An Open Letter to Frank Foster
Dear Mr. Foster,
I have written you several times over the last year in the attempt to express my views on several key pieces of legislation. Since you failed to give me the courtesy of a reply even one time, I am addressing you publically in the hope that you will take this opportunity to explain your recent actions in Lansing.
Now I know your position on what you feel your role in Lansing is. I have listened to you state publically that you must follow the party line even if you don’t agree with it and even if it’s not in the best interest of your constituents. You claim that if you are ever going to get any of your ideas passed then you have to play ball with the leadership. While this may have some practical application in your mind, it speaks volumes about how little you really understand the process of politics.
Term limits are among the most devastating pieces of legislation ever passed in Michigan. Because you can only serve 6 years as a Representative, everyone in Lansing is a neophyte. How exactly are you supposed to know what to do when you take your seat? The party will tell you. The staff will tell you. There’s no term limits on them. So as we shift inexperienced legislators in and out through the revolving door created by term limits, we NEVER get representation unless our legislator has the courage to stand up to the radical elements in his/her party. Clearly you don’t have such courage. During your campaign I heard you say that you were not willing to go along with party leadership if it violated the interests of your district. Yet in votes during this lame duck session you did just that.
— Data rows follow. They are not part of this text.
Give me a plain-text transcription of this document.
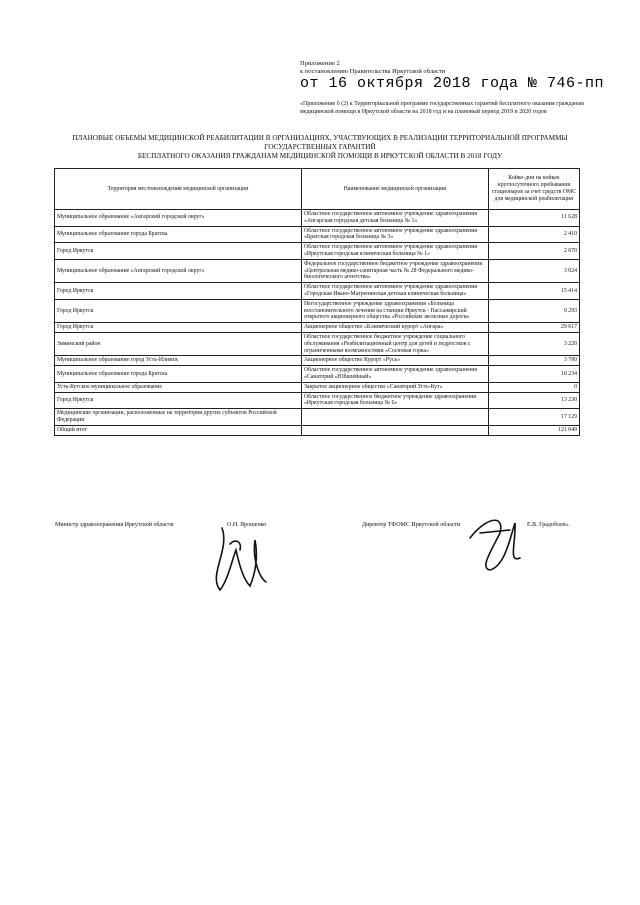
Приложение 2
к постановлению Правительства Иркутской области
от 16 октября 2018 года № 746-пп
«Приложение 6 (2) к Территориальной программе государственных гарантий бесплатного оказания гражданам медицинской помощи в Иркутской области на 2018 год и на плановый период 2019 и 2020 годов
ПЛАНОВЫЕ ОБЪЕМЫ МЕДИЦИНСКОЙ РЕАБИЛИТАЦИИ В ОРГАНИЗАЦИЯХ, УЧАСТВУЮЩИХ В РЕАЛИЗАЦИИ ТЕРРИТОРИАЛЬНОЙ ПРОГРАММЫ
ГОСУДАРСТВЕННЫХ ГАРАНТИЙ
БЕСПЛАТНОГО ОКАЗАНИЯ ГРАЖДАНАМ МЕДИЦИНСКОЙ ПОМОЩИ В ИРКУТСКОЙ ОБЛАСТИ В 2018 ГОДУ
Территория местонахождения медицинской организации	Наименование медицинской организации	Койко-дни на койках круглосуточного пребывания стационаров за счет средств ОМС для медицинской реабилитации
Муниципальное образование «Ангарский городской округ»	Областное государственное автономное учреждение здравоохранения «Ангарская городская детская больница № 1»	11 628
Муниципальное образование города Братска	Областное государственное автономное учреждение здравоохранения «Братская городская больница № 3»	2 410
Город Иркутск	Областное государственное автономное учреждение здравоохранения «Иркутская городская клиническая больница № 1»	2 070
Муниципальное образование «Ангарский городской округ»	Федеральное государственное бюджетное учреждение здравоохранения «Центральная медико-санитарная часть № 28 Федерального медико-биологического агентства»	3 024
Город Иркутск	Областное государственное автономное учреждение здравоохранения «Городская Ивано-Матренинская детская клиническая больница»	15 414
Город Иркутск	Негосударственное учреждение здравоохранения «Больница восстановительного лечения на станции Иркутск - Пассажирский открытого акционерного общества «Российские железные дороги»	9 293
Город Иркутск	Акционерное общество «Клинический курорт «Ангара»	29 617
Зиминский район	Областное государственное бюджетное учреждение социального обслуживания «Реабилитационный центр для детей и подростков с ограниченными возможностями «Сосновая горка»	3 220
Муниципальное образование город Усть-Илимск	Акционерное общество Курорт «Русь»	3 780
Муниципальное образование города Братска	Областное государственное автономное учреждение здравоохранения «Санаторий «Юбилейный»	10 234
Усть-Кутское муниципальное образование	Закрытое акционерное общество «Санаторий Усть-Кут»	0
Город Иркутск	Областное государственное бюджетное учреждение здравоохранения «Иркутская городская больница № 6»	13 230
Медицинские организации, расположенные на территории других субъектов Российской Федерации		17 129
Общий итог		121 049
Министр здравоохранения Иркутской области	О.Н. Ярошенко	Директор ТФОМС Иркутской области	Е.В. Градобоев».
Was this just another campaign lie or do you really feel our state is better off with lower wages, reduced job safety, and an inferior education system? Say what you want about the role of unions in politics. I realize you don’t think much of unions and that they don’t think much of you. But it is indisputable that wages, benefits, and safety standards in states that are NOT Right-To-Work are higher than their counterparts who have sought to cripple unions. I am wondering if you truly believe our economy is better when people make less and are more at risk for injury on the job.
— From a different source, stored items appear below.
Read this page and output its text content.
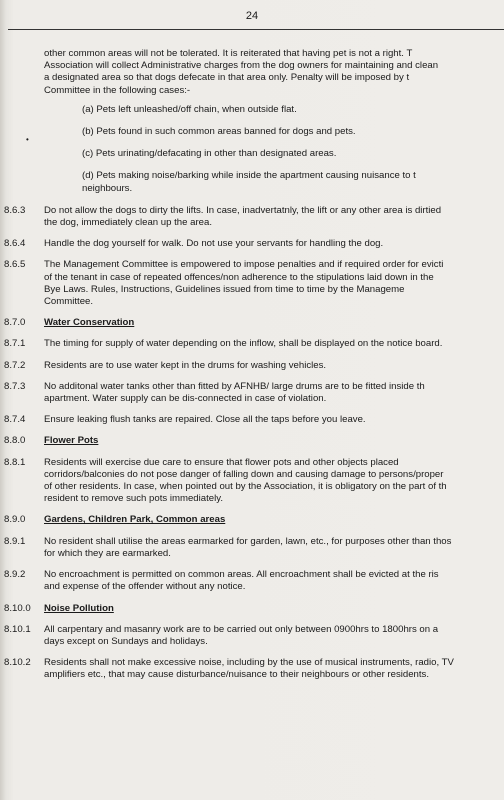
24
•
other common areas will not be tolerated. It is reiterated that having pet is not a right. T
Association will collect Administrative charges from the dog owners for maintaining and clean
a designated area so that dogs defecate in that area only. Penalty will be imposed by t
Committee in the following cases:-
(a) Pets left unleashed/off chain, when outside flat.
(b) Pets found in such common areas banned for dogs and pets.
(c) Pets urinating/defacating in other than designated areas.
(d) Pets making noise/barking while inside the apartment causing nuisance to t
neighbours.
8.6.3	Do not allow the dogs to dirty the lifts. In case, inadvertatnly, the lift or any other area is dirtied
the dog, immediately clean up the area.
8.6.4	Handle the dog yourself for walk. Do not use your servants for handling the dog.
8.6.5	The Management Committee is empowered to impose penalties and if required order for evicti
of the tenant in case of repeated offences/non adherence to the stipulations laid down in the
Bye Laws. Rules, Instructions, Guidelines issued from time to time by the Manageme
Committee.
8.7.0	Water Conservation
8.7.1	The timing for supply of water depending on the inflow, shall be displayed on the notice board.
8.7.2	Residents are to use water kept in the drums for washing vehicles.
8.7.3	No additonal water tanks other than fitted by AFNHB/ large drums are to be fitted inside th
apartment. Water supply can be dis-connected in case of violation.
8.7.4	Ensure leaking flush tanks are repaired. Close all the taps before you leave.
8.8.0	Flower Pots
8.8.1	Residents will exercise due care to ensure that flower pots and other objects placed
corridors/balconies do not pose danger of falling down and causing damage to persons/proper
of other residents. In case, when pointed out by the Association, it is obligatory on the part of th
resident to remove such pots immediately.
8.9.0	Gardens, Children Park, Common areas
8.9.1	No resident shall utilise the areas earmarked for garden, lawn, etc., for purposes other than thos
for which they are earmarked.
8.9.2	No encroachment is permitted on common areas. All encroachment shall be evicted at the ris
and expense of the offender without any notice.
8.10.0	Noise Pollution
8.10.1	All carpentary and masanry work are to be carried out only between 0900hrs to 1800hrs on a
days except on Sundays and holidays.
8.10.2	Residents shall not make excessive noise, including by the use of musical instruments, radio, TV
amplifiers etc., that may cause disturbance/nuisance to their neighbours or other residents.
The radical elements of your party claim that Right-To-Work creates more jobs. In the absence of any evidence of that claim, I am wondering why you chose to vote to further harm our already faltering economy. And if jobs are actually created, what kind of jobs will they be? Jobs with lower wages, no benefits, and that are less safe will be created…if in fact any are. So the people “lucky” enough to get one of these jobs will have less money to spend in our already weak economy. And as I hope you know, it’s not just union wages that are damaged by Right-To-Work. Unions raise the level of wages of ALL jobs in our state as companies need to compete for the best workers.
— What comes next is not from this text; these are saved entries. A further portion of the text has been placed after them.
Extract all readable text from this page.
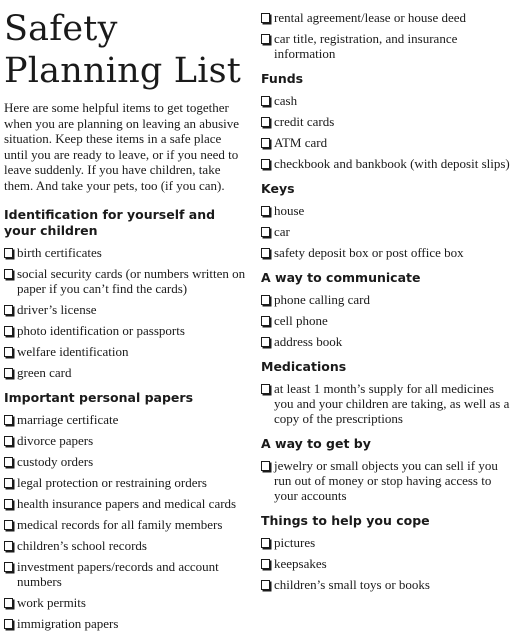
Safety Planning List

Here are some helpful items to get together when you are planning on leaving an abusive situation. Keep these items in a safe place until you are ready to leave, or if you need to leave suddenly. If you have children, take them. And take your pets, too (if you can).

Identification for yourself and your children
birth certificates
social security cards (or numbers written on paper if you can’t find the cards)
driver’s license
photo identification or passports
welfare identification
green card
Important personal papers
marriage certificate
divorce papers
custody orders
legal protection or restraining orders
health insurance papers and medical cards
medical records for all family members
children’s school records
investment papers/records and account numbers
work permits
immigration papers
rental agreement/lease or house deed
car title, registration, and insurance information
Funds
cash
credit cards
ATM card
checkbook and bankbook (with deposit slips)
Keys
house
car
safety deposit box or post office box
A way to communicate
phone calling card
cell phone
address book
Medications
at least 1 month’s supply for all medicines you and your children are taking, as well as a copy of the prescriptions
A way to get by
jewelry or small objects you can sell if you run out of money or stop having access to your accounts
Things to help you cope
pictures
keepsakes
children’s small toys or books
As for education, I realize you have long been an opponent of public education. What I don’t understand is why. Have you really bought into the DeVoss and Koch plan to privatize education and control curriculum so that their radical ideas can be spoon-fed to our children? Each time you weaken schools by cutting funding and raising demands, you are taking steps toward fulfilling their dream of redefining education. As more private schools and more cyber schools appear in our state, we are closer to the day that our students will be taught such nonsense as the earth is 11,000 years old and was created in six days, and that the Bible is science, etc.
You can think of this fight over education as a fight over union power if you want. That’s a smokescreen. The real fight is over the definition of education and the ability of our children to think critically. As you assist in reducing education to the simple task of repeating back “facts” on some standardized test, you are doing long term damage to our future.
I realize that the radical elements of your party have convinced a lot of people that there is no money to do things the right way. Most people blindly accept this as a truism. But I look at the history of our government and I clearly see that when the political will exists to solve a problem, we can find the money. I could recite a litany of great accomplishments in this country that we found a way to fund in spite of continuing economic crises. The simple fact is that you can always tell what a society values by how it spends its money. As you continue to assist in the dismantling of public education in favor of an unproven, risky, and downright frightening future, your actions speak much louder than your words.
Finally, since you’re now beginning the second of what can be a maximum of three terms, are you finally ready to start reaping the rewards of being a good soldier for the radical elements of your party? All that blind following of their ideas must have certainly earned you the right to start doing things that are in OUR interest instead of theirs. Or did they lie to you like you lied to us?